Editorial
According to Aristotle, «A whole is that which has a beginning, middle and an end». Though he also knew that such a complete whole does not actually exist in the human world as the beginning should not occur at some random time, but rather at the right time, the end, and the middle should also have a good form that varies from the beginning to the end. But when is the right time? And what is a good form? Do we not have the sense that we are too late or too early, that things pass too quickly or too slowly, and even if we would like to in principal, does it have to be right now?

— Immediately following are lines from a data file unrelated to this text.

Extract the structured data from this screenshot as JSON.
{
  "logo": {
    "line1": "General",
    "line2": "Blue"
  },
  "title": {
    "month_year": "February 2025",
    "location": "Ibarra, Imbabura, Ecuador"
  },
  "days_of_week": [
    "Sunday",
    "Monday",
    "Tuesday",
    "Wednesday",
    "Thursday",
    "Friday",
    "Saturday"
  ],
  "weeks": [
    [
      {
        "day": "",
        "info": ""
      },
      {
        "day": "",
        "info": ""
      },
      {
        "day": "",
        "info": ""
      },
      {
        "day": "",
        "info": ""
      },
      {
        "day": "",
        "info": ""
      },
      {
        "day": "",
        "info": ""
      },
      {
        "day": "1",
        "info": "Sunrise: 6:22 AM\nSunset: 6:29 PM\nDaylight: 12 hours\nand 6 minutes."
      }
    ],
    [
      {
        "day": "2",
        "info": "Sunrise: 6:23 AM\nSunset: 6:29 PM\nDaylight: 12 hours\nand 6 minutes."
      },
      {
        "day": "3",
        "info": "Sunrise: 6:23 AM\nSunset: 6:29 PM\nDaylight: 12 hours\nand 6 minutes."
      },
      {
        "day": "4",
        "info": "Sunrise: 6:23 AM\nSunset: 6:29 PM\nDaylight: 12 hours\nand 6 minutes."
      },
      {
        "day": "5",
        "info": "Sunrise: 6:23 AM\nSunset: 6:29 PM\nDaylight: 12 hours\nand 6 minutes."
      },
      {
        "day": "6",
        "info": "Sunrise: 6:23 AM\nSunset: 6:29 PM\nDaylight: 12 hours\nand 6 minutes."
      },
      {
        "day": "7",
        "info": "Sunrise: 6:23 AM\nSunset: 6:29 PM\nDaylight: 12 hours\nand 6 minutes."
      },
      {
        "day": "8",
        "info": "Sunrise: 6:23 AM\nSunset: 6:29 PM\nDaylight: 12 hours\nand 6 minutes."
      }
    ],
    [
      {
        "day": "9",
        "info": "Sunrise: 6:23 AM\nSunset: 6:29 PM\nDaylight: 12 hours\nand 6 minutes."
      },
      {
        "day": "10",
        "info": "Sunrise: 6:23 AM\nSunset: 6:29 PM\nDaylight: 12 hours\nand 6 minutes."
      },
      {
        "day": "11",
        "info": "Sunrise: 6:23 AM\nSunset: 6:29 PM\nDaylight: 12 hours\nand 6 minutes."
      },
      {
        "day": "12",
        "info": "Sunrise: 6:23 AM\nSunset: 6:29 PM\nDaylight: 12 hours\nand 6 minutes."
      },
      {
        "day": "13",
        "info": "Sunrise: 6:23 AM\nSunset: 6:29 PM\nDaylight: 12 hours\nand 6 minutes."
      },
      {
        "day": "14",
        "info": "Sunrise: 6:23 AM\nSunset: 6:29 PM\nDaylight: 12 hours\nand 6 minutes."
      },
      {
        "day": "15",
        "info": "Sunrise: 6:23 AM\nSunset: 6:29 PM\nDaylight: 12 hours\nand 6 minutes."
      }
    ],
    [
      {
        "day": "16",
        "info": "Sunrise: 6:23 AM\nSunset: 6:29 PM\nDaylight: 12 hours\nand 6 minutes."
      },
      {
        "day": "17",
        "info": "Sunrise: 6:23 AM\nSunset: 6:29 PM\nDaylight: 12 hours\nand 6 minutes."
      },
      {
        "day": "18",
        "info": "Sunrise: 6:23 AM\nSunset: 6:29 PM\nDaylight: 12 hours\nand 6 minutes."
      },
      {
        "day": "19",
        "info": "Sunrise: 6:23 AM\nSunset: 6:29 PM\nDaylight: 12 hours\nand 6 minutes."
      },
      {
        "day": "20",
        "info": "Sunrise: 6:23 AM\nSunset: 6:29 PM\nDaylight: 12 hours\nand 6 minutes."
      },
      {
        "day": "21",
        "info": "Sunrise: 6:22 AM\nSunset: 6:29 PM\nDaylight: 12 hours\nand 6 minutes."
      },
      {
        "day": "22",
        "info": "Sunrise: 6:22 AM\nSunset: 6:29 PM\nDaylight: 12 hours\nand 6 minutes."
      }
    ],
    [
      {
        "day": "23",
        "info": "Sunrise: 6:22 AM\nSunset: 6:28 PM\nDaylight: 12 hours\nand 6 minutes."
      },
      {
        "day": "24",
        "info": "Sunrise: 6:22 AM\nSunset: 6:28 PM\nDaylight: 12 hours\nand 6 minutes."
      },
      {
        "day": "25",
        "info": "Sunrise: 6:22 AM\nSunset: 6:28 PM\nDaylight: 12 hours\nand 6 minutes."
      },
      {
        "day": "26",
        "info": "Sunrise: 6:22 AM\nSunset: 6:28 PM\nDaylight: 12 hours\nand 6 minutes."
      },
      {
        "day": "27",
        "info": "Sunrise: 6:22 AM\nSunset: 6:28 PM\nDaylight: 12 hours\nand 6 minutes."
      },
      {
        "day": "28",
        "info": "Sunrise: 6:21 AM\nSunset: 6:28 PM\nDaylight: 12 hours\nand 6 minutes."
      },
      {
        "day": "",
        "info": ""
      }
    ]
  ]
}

It is usually particularly on music that we depend to create reliability. The proverbial «art of time» is responsible to order time well. A piece should be an entirety in an Aristotelian sense, a concert should start and end at an appropriate time, it should not be too long or too short, but just right. The Music Festival Bern will refuse to meet these expectations this year. After the subject of illusion lured us into the unknown last year, this year our theme is time. Even if you can’t say exactly what the right length of a concert or lecture should be, one thing is clear: a minute is too short and 48-hours is definitely too long. But the festival format oscillates between these lengths: minute lectures by the increasingly dissociated associative philosopher and the ensemble Polygon’s non-stop mini festival.
It starts, where else, right at the beginning: the opening night starts too early, shattering every sensible dimension, throwing everything into disarray, and in the middle of it we’ll get something to eat, at least. On Saturday night, a concert in the cathedral will simply carry on and on until the bewitching hour. The Zytglogge rings incorrectly. The very old and the very new mix at every step. Jürg Kienberger disturbs constantly. One hundred metronomes can’t harmonise and finally stop ticking one after the other to mark the end of the festival.

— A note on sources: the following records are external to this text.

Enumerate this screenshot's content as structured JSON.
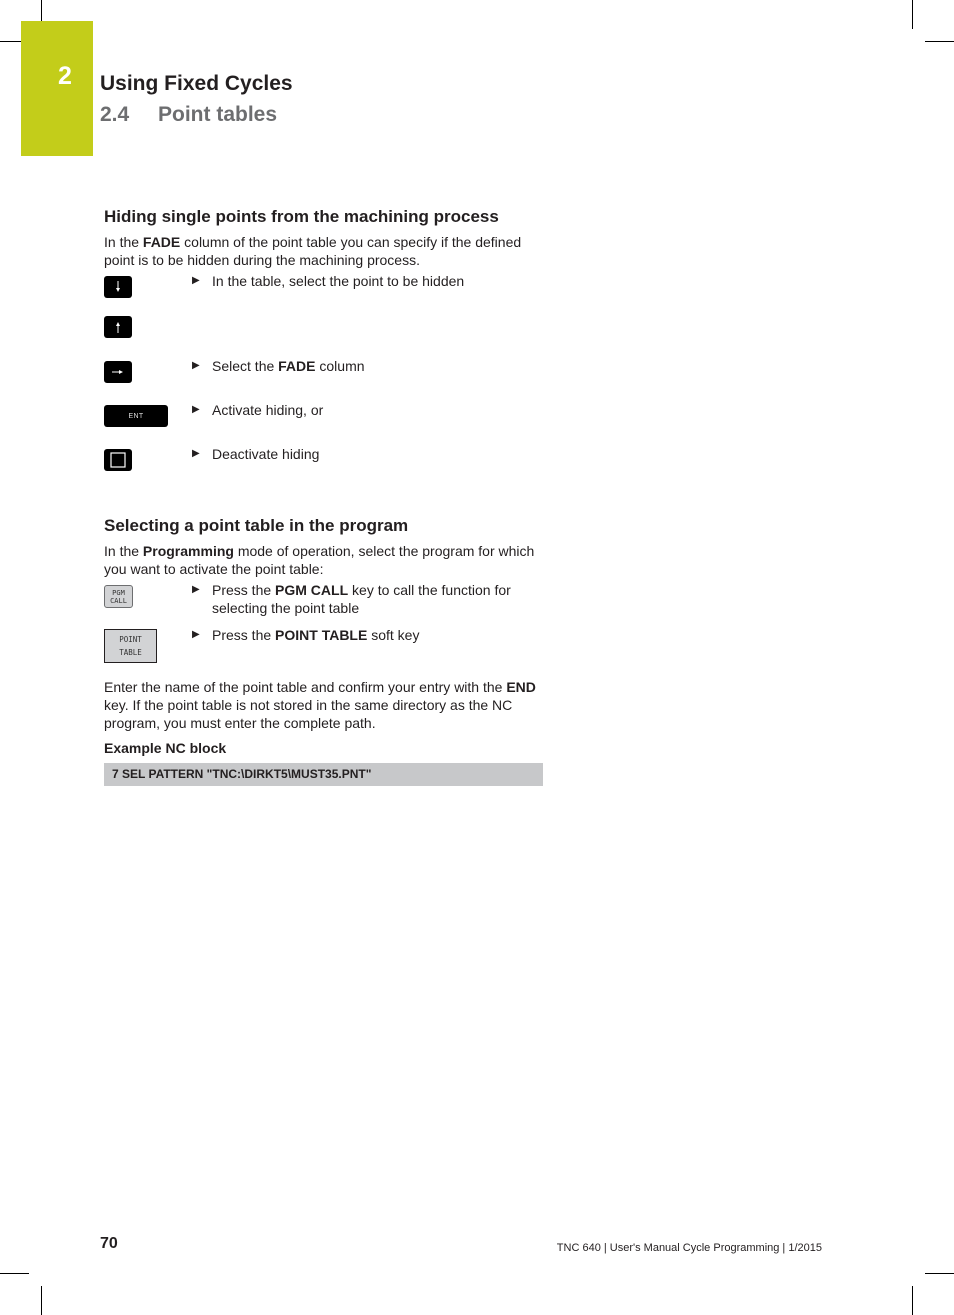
{
  "header": {
    "chapter_number": "2",
    "chapter_title": "Using Fixed Cycles",
    "section_number": "2.4",
    "section_title": "Point tables",
    "accent_color": "#c3cd1a"
  },
  "section1": {
    "heading": "Hiding single points from the machining process",
    "intro": {
      "pre": "In the ",
      "bold": "FADE",
      "post": " column of the point table you can specify if the defined point is to be hidden during the machining process."
    },
    "keys": [
      {
        "icon": "arrow-down-key-icon",
        "label": ""
      },
      {
        "icon": "arrow-up-key-icon",
        "label": ""
      },
      {
        "icon": "arrow-right-key-icon",
        "label": ""
      },
      {
        "icon": "ent-key-icon",
        "label": "ENT"
      },
      {
        "icon": "no-ent-key-icon",
        "label": ""
      }
    ],
    "steps": [
      {
        "pre": "In the table, select the point to be hidden",
        "bold": "",
        "post": ""
      },
      {
        "pre": "Select the ",
        "bold": "FADE",
        "post": " column"
      },
      {
        "pre": "Activate hiding, or",
        "bold": "",
        "post": ""
      },
      {
        "pre": "Deactivate hiding",
        "bold": "",
        "post": ""
      }
    ]
  },
  "section2": {
    "heading": "Selecting a point table in the program",
    "intro": {
      "pre": "In the ",
      "bold": "Programming",
      "post": " mode of operation, select the program for which you want to activate the point table:"
    },
    "keys": [
      {
        "icon": "pgm-call-key-icon",
        "line1": "PGM",
        "line2": "CALL"
      },
      {
        "icon": "point-table-softkey-icon",
        "line1": "POINT",
        "line2": "TABLE"
      }
    ],
    "steps": [
      {
        "pre": "Press the ",
        "bold": "PGM CALL",
        "post": " key to call the function for selecting the point table"
      },
      {
        "pre": "Press the ",
        "bold": "POINT TABLE",
        "post": " soft key"
      }
    ],
    "outro": {
      "pre": "Enter the name of the point table and confirm your entry with the ",
      "bold": "END",
      "post": " key. If the point table is not stored in the same directory as the NC program, you must enter the complete path."
    },
    "example_label": "Example NC block",
    "code": "7 SEL PATTERN \"TNC:\\DIRKT5\\MUST35.PNT\""
  },
  "footer": {
    "page_number": "70",
    "text": "TNC 640 | User's Manual Cycle Programming | 1/2015"
  },
  "step_arrow": "▶"
}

In the centre, if one can speak of a centre in this untimely mix, stands the composer Bernd Alois Zimmermann (1918–1970), who would have turned a hundred years old this year, and now, 48 years after his death, can rejoice over being our composer in residence in Bern. Contemporary composers will perform their Zimmermann-inspired pieces in his honour every evening from 19.18 to 19.70. His compositions will also appear time and again in the festival, and there will even be a lecture about time and Zimmermann.
His idea encompassed an inner time in which past, present and future pose no opposition but are simultaneously present and interact with one another. If we find ourselves in such a timeless time there is no room for a single beginning, a middle and an end, but rather space for many beginnings, middles and ends. And that is also somewhat comforting: As, in such a rich programme on offer as this year’s music festival, we don’t have to rush around. We’re too late anyway, and nevertheless, or therefore, are always right on time.